A plausible reason for evolving an intermind is that it permits larger body size, which leads to more internal degrees of freedom and therefore access to previously impossible adaptations. For example, eukaryotes can phagocytose their food; prokaryotes cannot. However, larger body size comes at the expense of longer generation time, which reduces evolvability. A band of high frequencies in the spectrum of environmental fluctuations therefore develops where the large organism has relinquished evolvability, opening it to being out competed by its smaller rivals. 

The intermind is a proxy for classical evolution that fills the gap, but it needs an objective function to provide it with its ultimate gold standard of goodness of adaptations. Species-replacement group selection makes sure the objective function is close to optimal. This group selection process takes place at enormously lower frequencies than those the intermind is adapting to, because if the timescales were  too similar, chaos would result. For example, in model predictive control, the model is updated on a much longer cycle than are the predictions derived from it.

12-25-2016
Today, when I was checking to see if I was using the word "cathexis" correctly (I wasn't), I discovered the Freudian term "collective unconscious," which sounds close to my "intermind" concept.

* 3-12-2018
I now question this argument. Why can't there be as many kinds of group selection as taxonomic levels? Admittedly, the higher-level processes would be mind-boggling in their slowness, but in evolution, there are no deadlines.

Monday, August 29, 2016

#15. The Insurance of the Heart [evolutionary psychology]

Red, theory; black, fact.

8-29-2016
We live in an uncertain world, the best reason to buy insurance while you can. Insurance is too good a trick for evolution to have missed. When food is plentiful, as it now is in my country, people get obese, as they are now doing here, so that they can live on their fat during possible future hard times. They don't do this consciously; it's in their genes.

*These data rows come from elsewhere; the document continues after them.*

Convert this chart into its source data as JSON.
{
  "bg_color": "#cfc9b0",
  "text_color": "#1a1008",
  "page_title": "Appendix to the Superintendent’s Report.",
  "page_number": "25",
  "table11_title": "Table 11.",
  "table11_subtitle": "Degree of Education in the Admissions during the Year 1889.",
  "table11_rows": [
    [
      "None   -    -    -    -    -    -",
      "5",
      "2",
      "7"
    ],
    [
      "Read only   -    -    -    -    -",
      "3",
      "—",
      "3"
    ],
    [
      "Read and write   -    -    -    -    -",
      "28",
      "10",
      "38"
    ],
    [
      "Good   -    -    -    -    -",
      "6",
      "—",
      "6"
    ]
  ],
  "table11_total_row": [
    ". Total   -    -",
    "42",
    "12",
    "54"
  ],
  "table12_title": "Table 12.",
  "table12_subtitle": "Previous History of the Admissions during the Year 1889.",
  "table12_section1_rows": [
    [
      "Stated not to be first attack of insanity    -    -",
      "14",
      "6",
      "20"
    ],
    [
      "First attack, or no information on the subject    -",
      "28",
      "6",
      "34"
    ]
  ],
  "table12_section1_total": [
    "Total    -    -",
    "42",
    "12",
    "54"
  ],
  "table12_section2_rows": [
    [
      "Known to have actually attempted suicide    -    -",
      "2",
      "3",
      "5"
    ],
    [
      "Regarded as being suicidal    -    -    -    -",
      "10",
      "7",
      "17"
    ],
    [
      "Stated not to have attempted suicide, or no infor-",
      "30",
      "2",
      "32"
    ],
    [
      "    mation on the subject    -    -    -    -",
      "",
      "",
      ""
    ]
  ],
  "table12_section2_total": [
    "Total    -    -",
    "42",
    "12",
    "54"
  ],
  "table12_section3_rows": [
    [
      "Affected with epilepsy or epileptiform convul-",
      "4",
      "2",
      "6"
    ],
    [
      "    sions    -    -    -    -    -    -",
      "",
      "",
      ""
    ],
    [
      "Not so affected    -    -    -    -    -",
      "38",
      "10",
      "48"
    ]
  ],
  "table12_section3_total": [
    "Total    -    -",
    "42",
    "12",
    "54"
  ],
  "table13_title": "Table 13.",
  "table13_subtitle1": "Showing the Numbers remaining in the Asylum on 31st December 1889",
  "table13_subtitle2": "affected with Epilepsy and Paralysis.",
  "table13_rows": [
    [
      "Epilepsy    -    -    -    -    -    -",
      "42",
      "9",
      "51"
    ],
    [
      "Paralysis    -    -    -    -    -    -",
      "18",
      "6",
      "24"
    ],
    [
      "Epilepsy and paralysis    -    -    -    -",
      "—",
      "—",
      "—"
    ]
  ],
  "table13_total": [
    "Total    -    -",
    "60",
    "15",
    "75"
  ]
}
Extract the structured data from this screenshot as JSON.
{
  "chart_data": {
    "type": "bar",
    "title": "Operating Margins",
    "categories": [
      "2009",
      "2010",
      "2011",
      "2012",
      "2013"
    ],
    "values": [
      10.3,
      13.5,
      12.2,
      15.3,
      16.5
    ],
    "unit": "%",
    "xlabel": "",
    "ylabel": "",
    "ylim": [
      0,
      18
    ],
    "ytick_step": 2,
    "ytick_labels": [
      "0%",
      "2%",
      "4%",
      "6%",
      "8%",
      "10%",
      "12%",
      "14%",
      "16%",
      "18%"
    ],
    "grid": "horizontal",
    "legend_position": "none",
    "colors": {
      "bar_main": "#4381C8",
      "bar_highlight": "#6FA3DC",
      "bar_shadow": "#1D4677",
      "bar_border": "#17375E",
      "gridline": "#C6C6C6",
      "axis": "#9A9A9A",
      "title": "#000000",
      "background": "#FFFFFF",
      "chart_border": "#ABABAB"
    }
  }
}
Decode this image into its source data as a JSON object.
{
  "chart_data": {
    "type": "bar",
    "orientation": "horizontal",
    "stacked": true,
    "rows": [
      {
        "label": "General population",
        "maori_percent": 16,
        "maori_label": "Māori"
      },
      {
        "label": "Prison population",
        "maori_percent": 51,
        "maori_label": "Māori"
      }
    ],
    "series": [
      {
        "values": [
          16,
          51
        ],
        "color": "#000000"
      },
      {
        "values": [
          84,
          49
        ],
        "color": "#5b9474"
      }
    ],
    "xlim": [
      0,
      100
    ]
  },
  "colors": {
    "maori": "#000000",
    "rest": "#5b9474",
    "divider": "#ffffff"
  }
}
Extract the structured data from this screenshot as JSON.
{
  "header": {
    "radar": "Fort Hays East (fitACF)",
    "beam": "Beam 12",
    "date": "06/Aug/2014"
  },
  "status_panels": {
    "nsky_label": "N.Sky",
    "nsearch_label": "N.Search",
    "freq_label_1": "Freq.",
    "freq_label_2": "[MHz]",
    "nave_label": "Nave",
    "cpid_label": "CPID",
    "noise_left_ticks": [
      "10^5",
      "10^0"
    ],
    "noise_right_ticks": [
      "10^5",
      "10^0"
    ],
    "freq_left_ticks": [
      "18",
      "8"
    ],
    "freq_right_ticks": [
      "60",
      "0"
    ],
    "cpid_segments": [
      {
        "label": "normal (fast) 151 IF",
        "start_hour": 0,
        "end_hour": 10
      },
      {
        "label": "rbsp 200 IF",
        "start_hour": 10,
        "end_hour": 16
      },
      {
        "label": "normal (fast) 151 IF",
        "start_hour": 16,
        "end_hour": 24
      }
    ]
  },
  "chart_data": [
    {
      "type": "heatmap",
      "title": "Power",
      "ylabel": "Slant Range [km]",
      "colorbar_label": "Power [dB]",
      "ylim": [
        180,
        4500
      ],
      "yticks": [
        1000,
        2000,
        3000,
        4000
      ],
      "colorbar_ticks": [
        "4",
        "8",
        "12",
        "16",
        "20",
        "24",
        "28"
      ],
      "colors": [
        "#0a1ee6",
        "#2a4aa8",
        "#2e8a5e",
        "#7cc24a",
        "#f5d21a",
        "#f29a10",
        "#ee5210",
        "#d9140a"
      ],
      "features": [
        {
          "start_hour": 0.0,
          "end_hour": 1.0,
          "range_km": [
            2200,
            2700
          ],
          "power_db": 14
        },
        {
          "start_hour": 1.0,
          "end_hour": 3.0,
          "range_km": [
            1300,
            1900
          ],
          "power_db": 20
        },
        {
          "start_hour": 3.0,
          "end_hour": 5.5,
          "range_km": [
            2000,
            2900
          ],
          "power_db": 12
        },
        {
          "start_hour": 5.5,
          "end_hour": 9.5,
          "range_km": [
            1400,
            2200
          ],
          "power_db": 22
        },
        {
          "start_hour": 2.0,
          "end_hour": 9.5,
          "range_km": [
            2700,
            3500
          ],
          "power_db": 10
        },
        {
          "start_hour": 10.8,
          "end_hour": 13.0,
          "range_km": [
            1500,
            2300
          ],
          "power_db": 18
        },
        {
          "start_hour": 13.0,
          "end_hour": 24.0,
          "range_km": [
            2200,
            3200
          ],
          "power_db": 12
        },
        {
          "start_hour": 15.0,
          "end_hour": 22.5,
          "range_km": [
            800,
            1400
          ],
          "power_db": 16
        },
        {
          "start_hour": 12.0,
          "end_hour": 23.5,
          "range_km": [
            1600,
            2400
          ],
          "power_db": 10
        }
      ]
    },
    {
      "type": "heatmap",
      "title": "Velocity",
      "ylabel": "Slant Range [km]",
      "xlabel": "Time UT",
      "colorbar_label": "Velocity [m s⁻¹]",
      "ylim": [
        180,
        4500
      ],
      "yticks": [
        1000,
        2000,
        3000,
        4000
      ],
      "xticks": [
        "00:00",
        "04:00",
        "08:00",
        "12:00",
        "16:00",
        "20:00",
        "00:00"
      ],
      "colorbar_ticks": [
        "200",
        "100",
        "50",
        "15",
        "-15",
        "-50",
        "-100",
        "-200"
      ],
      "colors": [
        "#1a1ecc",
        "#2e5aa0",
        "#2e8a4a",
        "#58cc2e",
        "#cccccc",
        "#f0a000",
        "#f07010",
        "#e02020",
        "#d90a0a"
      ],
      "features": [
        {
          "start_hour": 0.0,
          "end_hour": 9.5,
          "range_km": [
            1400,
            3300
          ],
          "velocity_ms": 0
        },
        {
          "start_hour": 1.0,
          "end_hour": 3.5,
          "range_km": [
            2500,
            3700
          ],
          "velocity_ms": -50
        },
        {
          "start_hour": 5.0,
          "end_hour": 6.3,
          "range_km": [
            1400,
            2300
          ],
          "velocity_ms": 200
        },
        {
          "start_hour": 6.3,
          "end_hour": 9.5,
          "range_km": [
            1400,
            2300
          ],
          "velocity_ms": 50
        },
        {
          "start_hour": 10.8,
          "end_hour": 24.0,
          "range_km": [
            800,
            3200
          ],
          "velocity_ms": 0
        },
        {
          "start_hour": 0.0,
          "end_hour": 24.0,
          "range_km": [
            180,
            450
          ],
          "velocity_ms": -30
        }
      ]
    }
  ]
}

However, eating has only an additive effect on your footprint on society's demand for resources; how many kids you have affects your footprint multiplicatively. Thus, the effectiveness of biological insurance taken out in children foregone during times of plenty would be greater than that taken out in food consumed. Such a recourse exists (See Deprecated, Part 8); how well and long remembered the family name you bequeath to your children affects your footprint exponentially. (I assume that a good or bad "name" affects the reproductive success of all your descendants having that name until you are finally forgotten.) Compared to exponential returns, everything else is chump change. ("Who steals my purse steals trash." - Shakespeare)

There remains the problem of food going to waste during times of plenty because social forces prevent a quick population increase. I conjecture that the extra energy available is invested by society in contests of various sorts (think of the Circus Maximus during the heyday of ancient Rome) that act as a proxy to evolutionary selection pressure, whereby the society accelerates it's own evolution. Although natural selection pressure is maximal during the hard times, relying on these to do all your evolving for you can make you extinct; better to do some "preventative evolution" ahead of time.

Postscript 3
Since future environmental demands are partly unforeseeable, a good strategy would be to accelerate one's evolution in multiple directions, keeping many irons in the fire. Indeed, in the Olympics just concluded, thirty-nine sports were represented.

The power of these contests is maximized by using the outcomes as unconditioned stimuli that are associated with the family names of the winners and losers: the conditioned stimuli. In this way, one acquires a good or bad "name" that will affect the reproductive success of all who inherit it, an exponential effect. To ground this discussion biologically, it must be assumed that the contests are effective in isolating carriers of good or bad genes (technically, alleles), and that the resulting "name" is an effective proxy for natural selection in altering the frequency of said genes. To keep the population density stable during all this, winners must be balanced by losers. The winners are determined and branded in places like the ball diamond, and the losers are determined and branded in the courts.